Deutlich weniger ist immer noch zu viel: Ein US-Gericht reduziert in einem Glyphosat-Prozess den Schadenersatz in Höhe von zwei Milliarden Dollar zwar drastisch, aber dennoch will Bayer die Entscheidung anfechten.
Ein Gericht im US-Bundesstaat Pennsylvania hat eine der Bayer-Tochter Monsanto in einem Glyphosat-Prozess auferlegte Schadenersatzzahlung deutlich von mehr als zwei Milliarden Dollar auf 400.000 Dollar verringert. Der Chemiekonzern kündigte nach der Entscheidung dennoch an, in Berufung zu gehen. „Das Verfahren war geprägt von gravierenden Fehlern, die korrigiert werden können und müssen“, erklärte das Leverkusener Unternehmen zur Begründung.

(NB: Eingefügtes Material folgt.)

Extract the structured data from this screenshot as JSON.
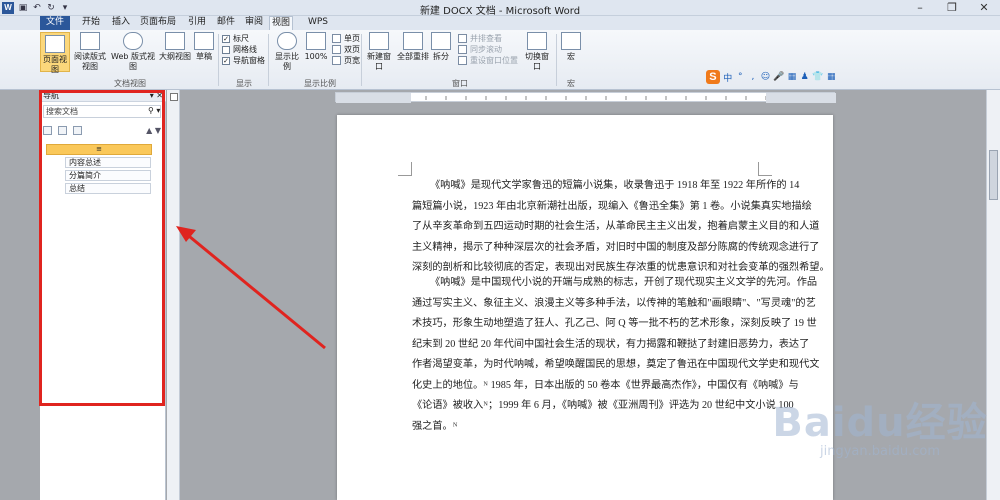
{
  "window": {
    "title": "新建 DOCX 文档 - Microsoft Word"
  },
  "tabs": [
    "文件",
    "开始",
    "插入",
    "页面布局",
    "引用",
    "邮件",
    "审阅",
    "视图",
    "WPS PDF"
  ],
  "ribbon": {
    "doc_views": {
      "print": "页面视图",
      "read": "阅读版式视图",
      "web": "Web 版式视图",
      "outline": "大纲视图",
      "draft": "草稿",
      "group": "文档视图"
    },
    "show": {
      "ruler": "标尺",
      "grid": "网格线",
      "nav": "导航窗格",
      "group": "显示"
    },
    "zoom": {
      "zoom": "显示比例",
      "hundred": "100%",
      "one_page": "单页",
      "two_pages": "双页",
      "page_width": "页宽",
      "group": "显示比例"
    },
    "window": {
      "new": "新建窗口",
      "arrange": "全部重排",
      "split": "拆分",
      "side": "并排查看",
      "sync": "同步滚动",
      "reset": "重设窗口位置",
      "switch": "切换窗口",
      "group": "窗口"
    },
    "macro": {
      "label": "宏",
      "group": "宏"
    }
  },
  "ime": {
    "s": "S",
    "items": [
      "中",
      "°",
      ",",
      "☺",
      "🎤",
      "▦",
      "♟",
      "👕",
      "▦"
    ]
  },
  "nav": {
    "title": "导航",
    "search_placeholder": "搜索文档",
    "highlight": "≡",
    "items": [
      "内容总述",
      "分篇简介",
      "总结"
    ]
  },
  "doc": {
    "p1_lines": [
      "《呐喊》是现代文学家鲁迅的短篇小说集，收录鲁迅于 1918 年至 1922 年所作的 14",
      "篇短篇小说，1923 年由北京新潮社出版，现编入《鲁迅全集》第 1 卷。小说集真实地描绘",
      "了从辛亥革命到五四运动时期的社会生活，从革命民主主义出发，抱着启蒙主义目的和人道",
      "主义精神，揭示了种种深层次的社会矛盾，对旧时中国的制度及部分陈腐的传统观念进行了",
      "深刻的剖析和比较彻底的否定，表现出对民族生存浓重的忧患意识和对社会变革的强烈希望。"
    ],
    "p2_lines": [
      "《呐喊》是中国现代小说的开端与成熟的标志，开创了现代现实主义文学的先河。作品",
      "通过写实主义、象征主义、浪漫主义等多种手法，以传神的笔触和\"画眼睛\"、\"写灵魂\"的艺",
      "术技巧，形象生动地塑造了狂人、孔乙己、阿 Q 等一批不朽的艺术形象，深刻反映了 19 世",
      "纪末到 20 世纪 20 年代间中国社会生活的现状，有力揭露和鞭挞了封建旧恶势力，表达了",
      "作者渴望变革，为时代呐喊，希望唤醒国民的思想，奠定了鲁迅在中国现代文学史和现代文",
      "化史上的地位。ᴺ 1985 年，日本出版的 50 卷本《世界最高杰作》，中国仅有《呐喊》与",
      "《论语》被收入ᴺ；1999 年 6 月，《呐喊》被《亚洲周刊》评选为 20 世纪中文小说 100",
      "强之首。ᴺ"
    ]
  },
  "watermark": {
    "big": "Baidu经验",
    "small": "jingyan.baidu.com"
  }
}
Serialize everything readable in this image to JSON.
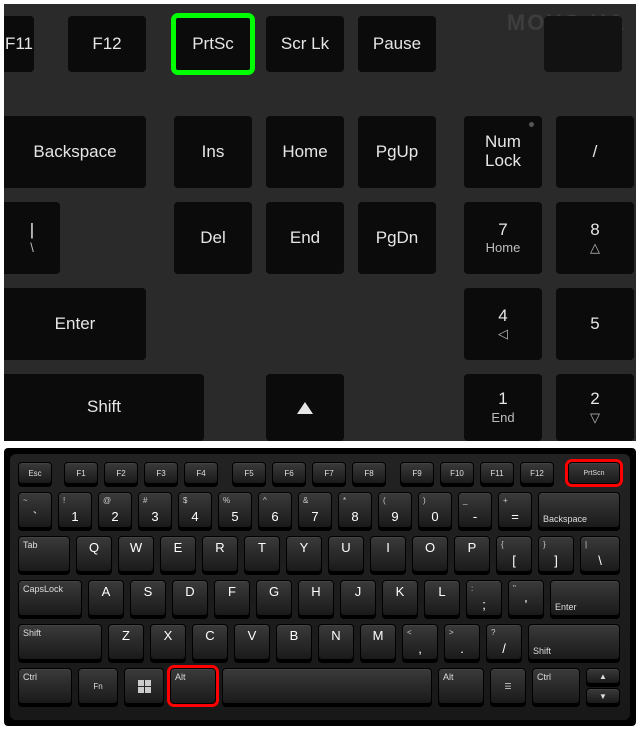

Kläger macht „Roundup“ für Krebs verantwortlich
In dem Fall hatte im Januar eine Jury in Philadelphia die von Bayer aufgekaufte Firma Monsanto wegen des glyphosathaltigen Unkrautvernichters „Roundup“ zu der Milliardenzahlung verurteilt. Die dem an Krebs erkrankten Kläger John McKivison zugesprochene Schadenersatzsumme von 2,25 Milliarden Dollar (knapp 2,1 Milliarden Euro) reduzierte die Richterin Susan Schulman nach Angaben von Monsanto nun aber auf 400.000 Dollar. McKivison macht „Roundup“ für seine Krebserkrankung, ein sogenanntes Non-Hodgkin-Lymphom, verantwortlich.
STERN PAID Glyphosat 5 Fragen 18.09
Bayer schrieb in seiner Stellungnahme, die Jury in dem Verfahren sei „getäuscht und aufgehetzt“ worden, was auch die „verfassungswidrig überhöhten Schadensersatzbeträge“ erkläre. Der Konzern bestreitet, dass Glyphosat krebserregend ist. In der Wissenschaft ist die Frage seit Jahren umstritten. Die EU-Kommission verlängerte im November die Zulassung des Unkrautvernichtungsmittels um zehn Jahre.
Monsanto: teure Übernahme
Bayer hatte den „Roundup“-Hersteller Monsanto 2018 für 63 Milliarden Dollar übernommen und ist seitdem in Gerichtsprozesse zu „Roundup“ verstrickt. Der Konzern wurde in einer Reihe von Glyphosat-Urteilen zu Schadenersatz verurteilt, in anderen Verfahren aber freigesprochen. In zahlreichen Fällen wurden Vergleiche geschlossen. Bayer hat nach eigenen Angaben für die Glyphosat-Verfahren Rückstellungen in Höhe von 16 Milliarden Dollar gebildet.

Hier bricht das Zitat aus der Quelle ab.